Standard normal floats is the only floating point distribution I included here, and you may notice that its achievable compression ratio is much lower than the others. This is because of the devilish nature of floating point numbers. For 64 bit floats, 1 bit describes the sign (\pm), 11 bits describe the exponent (e.g. an exponent 12 describes a number with magnitude between 2^{12} and 2^{13}), and 52 "fractional" bits describe where the number is between that exponent and the next one. One implication of this is that those fractional bits are usually all important. Even for a uniform distribution between 1 and 2, a compression ratio of only 64/52 = 16/13 \approx 1.23 can be achieved. All 52 fractional bits are needed, while the 12 sign and exponent bits can be compressed away. And consider the mind-boggling fact that there are 1023 times more floating point numbers between 0 and 1 as there are between 1 and 2. Only for sparse or extremely narrow floating point distributions can a substantial compression ratio can be achieved. I'm not even going to get into the weirdness of floating point infinities, NaNs, and partial ordering.
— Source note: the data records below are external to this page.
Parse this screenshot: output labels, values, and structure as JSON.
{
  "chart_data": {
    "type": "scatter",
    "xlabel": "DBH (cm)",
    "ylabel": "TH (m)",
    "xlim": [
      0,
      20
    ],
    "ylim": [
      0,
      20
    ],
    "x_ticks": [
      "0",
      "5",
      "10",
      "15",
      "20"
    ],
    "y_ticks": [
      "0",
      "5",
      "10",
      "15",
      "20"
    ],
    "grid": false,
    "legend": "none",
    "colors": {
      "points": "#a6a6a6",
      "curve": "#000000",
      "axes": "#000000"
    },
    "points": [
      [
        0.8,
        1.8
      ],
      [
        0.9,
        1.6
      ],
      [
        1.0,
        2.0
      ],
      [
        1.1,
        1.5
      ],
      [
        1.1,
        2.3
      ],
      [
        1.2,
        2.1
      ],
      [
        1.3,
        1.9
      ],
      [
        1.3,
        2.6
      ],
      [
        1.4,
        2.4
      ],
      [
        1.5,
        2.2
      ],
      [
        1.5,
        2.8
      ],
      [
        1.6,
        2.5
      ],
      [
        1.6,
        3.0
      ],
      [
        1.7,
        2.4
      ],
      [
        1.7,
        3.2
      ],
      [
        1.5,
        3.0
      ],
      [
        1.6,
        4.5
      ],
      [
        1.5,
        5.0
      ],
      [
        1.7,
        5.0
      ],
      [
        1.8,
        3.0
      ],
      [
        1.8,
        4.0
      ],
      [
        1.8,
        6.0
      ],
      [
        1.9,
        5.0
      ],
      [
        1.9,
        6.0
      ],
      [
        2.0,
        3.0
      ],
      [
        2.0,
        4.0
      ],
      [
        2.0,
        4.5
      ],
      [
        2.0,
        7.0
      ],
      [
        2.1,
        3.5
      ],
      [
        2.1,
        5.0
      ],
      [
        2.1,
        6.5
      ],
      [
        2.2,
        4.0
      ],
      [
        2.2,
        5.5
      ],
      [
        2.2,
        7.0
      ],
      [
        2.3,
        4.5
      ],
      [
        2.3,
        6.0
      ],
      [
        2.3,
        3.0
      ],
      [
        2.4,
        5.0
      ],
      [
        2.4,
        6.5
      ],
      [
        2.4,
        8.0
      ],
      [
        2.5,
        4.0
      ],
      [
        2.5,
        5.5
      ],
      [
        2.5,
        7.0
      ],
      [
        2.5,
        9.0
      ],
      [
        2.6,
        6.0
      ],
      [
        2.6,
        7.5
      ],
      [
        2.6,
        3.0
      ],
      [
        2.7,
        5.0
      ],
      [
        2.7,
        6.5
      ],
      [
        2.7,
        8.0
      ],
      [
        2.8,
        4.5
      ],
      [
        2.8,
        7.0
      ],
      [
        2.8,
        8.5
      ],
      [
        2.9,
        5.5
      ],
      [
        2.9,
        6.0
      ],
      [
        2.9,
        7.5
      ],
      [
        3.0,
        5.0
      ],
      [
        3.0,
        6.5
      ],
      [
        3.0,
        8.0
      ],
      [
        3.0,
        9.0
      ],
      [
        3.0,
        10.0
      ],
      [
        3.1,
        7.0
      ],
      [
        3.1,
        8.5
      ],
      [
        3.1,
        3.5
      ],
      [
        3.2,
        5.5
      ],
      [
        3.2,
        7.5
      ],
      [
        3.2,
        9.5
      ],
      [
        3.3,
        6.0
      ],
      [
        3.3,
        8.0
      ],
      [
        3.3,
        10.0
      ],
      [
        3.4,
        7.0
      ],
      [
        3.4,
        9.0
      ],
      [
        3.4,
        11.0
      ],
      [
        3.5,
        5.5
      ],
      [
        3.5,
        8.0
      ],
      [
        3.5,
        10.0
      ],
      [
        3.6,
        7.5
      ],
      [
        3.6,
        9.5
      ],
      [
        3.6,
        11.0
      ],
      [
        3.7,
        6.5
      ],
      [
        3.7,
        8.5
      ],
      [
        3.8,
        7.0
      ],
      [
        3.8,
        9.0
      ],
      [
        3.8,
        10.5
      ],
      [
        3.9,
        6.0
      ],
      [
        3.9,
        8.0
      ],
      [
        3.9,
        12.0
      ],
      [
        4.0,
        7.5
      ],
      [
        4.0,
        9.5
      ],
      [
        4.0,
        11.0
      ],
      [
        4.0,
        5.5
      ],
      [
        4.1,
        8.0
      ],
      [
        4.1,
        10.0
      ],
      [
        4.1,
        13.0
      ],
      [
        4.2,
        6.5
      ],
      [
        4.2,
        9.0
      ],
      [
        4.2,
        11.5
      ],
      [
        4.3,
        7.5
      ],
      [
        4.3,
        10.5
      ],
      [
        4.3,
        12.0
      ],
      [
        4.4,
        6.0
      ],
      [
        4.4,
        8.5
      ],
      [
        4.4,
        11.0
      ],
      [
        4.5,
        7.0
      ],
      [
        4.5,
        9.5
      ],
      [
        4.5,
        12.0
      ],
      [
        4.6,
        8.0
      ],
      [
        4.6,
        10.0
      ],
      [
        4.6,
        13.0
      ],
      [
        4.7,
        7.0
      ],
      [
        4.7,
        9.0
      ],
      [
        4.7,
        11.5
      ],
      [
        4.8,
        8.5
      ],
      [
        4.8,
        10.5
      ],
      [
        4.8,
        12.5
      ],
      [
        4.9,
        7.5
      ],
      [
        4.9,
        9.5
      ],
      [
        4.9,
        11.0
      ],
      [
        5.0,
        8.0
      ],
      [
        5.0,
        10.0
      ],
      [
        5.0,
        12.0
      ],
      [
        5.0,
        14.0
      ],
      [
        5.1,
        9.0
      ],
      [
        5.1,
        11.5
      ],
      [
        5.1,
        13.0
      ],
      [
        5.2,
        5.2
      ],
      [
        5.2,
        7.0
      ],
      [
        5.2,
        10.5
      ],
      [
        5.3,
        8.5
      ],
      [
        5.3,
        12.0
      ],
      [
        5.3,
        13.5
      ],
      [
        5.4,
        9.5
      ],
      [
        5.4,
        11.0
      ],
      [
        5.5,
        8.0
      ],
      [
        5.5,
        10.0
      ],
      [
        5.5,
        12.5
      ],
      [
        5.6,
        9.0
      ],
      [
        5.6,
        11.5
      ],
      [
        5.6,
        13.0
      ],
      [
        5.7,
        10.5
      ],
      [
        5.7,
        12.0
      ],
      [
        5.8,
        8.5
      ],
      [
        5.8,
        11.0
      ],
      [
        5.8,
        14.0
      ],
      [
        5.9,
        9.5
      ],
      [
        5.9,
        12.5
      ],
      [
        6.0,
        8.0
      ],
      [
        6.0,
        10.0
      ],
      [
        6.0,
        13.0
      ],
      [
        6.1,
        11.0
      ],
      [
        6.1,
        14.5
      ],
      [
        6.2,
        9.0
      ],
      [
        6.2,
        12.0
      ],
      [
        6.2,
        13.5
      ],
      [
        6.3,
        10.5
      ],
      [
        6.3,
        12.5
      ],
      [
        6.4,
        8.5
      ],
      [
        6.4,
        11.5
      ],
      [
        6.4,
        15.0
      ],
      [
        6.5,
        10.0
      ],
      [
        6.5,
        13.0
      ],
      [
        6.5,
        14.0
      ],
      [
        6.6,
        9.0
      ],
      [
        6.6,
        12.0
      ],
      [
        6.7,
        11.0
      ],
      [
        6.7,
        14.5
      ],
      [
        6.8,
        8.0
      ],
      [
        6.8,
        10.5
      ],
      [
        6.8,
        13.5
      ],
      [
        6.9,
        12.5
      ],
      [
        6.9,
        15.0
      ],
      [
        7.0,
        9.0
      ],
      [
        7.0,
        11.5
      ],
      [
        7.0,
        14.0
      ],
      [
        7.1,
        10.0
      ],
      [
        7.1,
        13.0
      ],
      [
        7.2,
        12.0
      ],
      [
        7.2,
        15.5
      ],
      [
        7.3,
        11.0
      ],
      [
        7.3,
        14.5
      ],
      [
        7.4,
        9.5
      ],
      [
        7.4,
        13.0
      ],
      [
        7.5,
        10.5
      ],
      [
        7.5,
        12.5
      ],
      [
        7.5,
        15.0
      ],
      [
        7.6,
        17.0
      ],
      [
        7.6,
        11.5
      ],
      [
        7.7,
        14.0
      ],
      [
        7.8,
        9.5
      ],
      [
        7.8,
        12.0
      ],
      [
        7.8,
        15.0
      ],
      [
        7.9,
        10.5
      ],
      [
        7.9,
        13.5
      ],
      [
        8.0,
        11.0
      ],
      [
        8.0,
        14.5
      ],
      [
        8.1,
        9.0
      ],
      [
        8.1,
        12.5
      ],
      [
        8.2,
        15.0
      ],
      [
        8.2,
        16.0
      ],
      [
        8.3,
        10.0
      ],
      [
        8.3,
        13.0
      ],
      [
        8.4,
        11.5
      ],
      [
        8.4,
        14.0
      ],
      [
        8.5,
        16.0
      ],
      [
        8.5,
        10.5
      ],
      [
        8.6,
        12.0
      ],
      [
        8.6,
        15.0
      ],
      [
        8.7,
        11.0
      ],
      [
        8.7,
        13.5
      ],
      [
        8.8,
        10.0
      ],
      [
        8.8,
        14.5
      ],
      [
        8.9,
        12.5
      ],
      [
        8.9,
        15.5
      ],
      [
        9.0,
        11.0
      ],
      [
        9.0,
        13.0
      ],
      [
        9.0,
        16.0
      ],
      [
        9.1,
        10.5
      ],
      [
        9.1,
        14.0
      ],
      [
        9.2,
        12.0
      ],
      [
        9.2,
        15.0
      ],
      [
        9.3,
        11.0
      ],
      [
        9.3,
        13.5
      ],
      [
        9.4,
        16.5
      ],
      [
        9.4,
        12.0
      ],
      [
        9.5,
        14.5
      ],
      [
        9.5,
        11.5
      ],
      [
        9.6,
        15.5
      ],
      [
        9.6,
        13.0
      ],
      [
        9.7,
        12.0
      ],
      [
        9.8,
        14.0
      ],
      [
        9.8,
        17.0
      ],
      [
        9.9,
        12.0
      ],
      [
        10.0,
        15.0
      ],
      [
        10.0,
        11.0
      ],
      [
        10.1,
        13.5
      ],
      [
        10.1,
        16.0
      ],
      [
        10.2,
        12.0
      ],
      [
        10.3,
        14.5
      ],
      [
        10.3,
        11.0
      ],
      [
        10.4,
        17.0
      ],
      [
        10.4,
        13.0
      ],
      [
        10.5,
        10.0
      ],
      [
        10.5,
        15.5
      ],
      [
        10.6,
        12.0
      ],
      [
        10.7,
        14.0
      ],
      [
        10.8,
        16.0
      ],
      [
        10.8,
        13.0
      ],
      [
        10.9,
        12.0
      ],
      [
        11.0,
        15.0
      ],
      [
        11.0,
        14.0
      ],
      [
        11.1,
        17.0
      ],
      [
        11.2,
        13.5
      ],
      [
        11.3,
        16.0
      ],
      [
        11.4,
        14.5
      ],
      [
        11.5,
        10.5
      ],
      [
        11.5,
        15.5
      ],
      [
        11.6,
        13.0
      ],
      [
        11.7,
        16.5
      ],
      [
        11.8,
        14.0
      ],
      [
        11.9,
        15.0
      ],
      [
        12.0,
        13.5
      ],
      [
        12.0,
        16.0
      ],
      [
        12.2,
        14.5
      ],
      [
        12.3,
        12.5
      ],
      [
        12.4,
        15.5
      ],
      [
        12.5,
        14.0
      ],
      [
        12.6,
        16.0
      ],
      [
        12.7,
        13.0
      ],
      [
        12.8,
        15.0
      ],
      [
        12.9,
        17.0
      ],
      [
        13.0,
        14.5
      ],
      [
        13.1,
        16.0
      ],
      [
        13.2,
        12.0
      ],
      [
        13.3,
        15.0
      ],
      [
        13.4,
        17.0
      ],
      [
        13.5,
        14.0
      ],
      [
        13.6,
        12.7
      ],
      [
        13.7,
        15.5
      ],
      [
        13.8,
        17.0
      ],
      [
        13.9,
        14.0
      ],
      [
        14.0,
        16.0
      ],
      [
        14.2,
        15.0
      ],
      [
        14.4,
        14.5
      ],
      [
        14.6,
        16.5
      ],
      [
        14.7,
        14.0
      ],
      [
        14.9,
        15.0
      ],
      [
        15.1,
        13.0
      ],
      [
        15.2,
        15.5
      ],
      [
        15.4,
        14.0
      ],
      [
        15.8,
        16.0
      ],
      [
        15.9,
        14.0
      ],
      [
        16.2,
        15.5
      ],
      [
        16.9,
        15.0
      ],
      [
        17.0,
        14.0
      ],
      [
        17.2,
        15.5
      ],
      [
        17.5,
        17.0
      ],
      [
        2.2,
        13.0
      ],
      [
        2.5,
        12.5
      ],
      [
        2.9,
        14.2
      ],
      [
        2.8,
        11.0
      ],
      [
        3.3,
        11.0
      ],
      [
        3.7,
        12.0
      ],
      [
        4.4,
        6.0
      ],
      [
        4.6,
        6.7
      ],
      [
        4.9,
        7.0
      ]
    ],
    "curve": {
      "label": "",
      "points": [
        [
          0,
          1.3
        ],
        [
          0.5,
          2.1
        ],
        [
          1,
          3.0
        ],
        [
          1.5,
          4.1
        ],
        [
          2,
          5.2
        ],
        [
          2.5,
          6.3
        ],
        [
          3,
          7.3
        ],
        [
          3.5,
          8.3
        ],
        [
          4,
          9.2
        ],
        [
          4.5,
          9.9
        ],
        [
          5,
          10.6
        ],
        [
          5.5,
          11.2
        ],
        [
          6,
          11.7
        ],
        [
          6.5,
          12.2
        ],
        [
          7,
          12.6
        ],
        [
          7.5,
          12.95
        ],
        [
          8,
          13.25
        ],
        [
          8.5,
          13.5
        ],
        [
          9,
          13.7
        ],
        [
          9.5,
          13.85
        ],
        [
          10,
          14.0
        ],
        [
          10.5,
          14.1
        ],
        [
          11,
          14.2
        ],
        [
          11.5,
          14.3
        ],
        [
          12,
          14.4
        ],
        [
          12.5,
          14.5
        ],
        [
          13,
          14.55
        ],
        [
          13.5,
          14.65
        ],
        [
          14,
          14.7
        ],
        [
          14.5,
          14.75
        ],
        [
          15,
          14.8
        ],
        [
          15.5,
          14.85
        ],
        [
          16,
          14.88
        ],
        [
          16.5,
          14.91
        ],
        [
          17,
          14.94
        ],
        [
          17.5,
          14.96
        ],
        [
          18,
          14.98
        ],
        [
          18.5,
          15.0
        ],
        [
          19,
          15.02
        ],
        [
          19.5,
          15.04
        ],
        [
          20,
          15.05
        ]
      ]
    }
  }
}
For sparse integers (99% 0's and 1% 1's), quantile compression again outperforms the competition. It uses a special mode where the prefix for 0 is followed by a (variable-length) integer describing how many repetitions follow before the next 1 appears. There may still be ways I could improve the implementation to achieve nearly the theoretical limit, but this sort of data can already be compressed to quite a small size, so it's not a sticking point.

The "dollars and cents" dataset is something I synthesized to look like retail store prices. Dollars and cents are kept as separate integer columns. Dollars follow a lomax distribution with \alpha=1.5 and median 5, and cents follow a wacky distribution where amounts like 99¢ are more common:

hypothetical probability distribution of cents in retail prices

Another side note: I tried to incorporate empirical data from New York Public Library's fascinating menu dataset dating back to 1840. But the data turned out uninteresting, compression-wise, because most of their restaurants were too upscale to use prices like 99¢.

Quantile compression does a little imperfectly on dollars and cents since the wacky cents distribution isn't smooth, but beats the competition nonetheless. I also devised a total cents distribution via \text{total_cents} = 100 * \text{dollars} + \text{cents}. I chose total cents as an antagonistic distribution for quantile compression, since it has high-frequency information that will partly be missed by the quantiles. Gzip and Snappy should theoretically be able to eek out some compression from the high-frequency information. But to my surprise, quantile compression was still efficient enough to outperform them:

Compression ratio of different options on total cents. Quantile Compression beats others slightly but is somewhat far from theory.

Even in this scenario designed specifically to benefit other methods, quantile compression was the winner.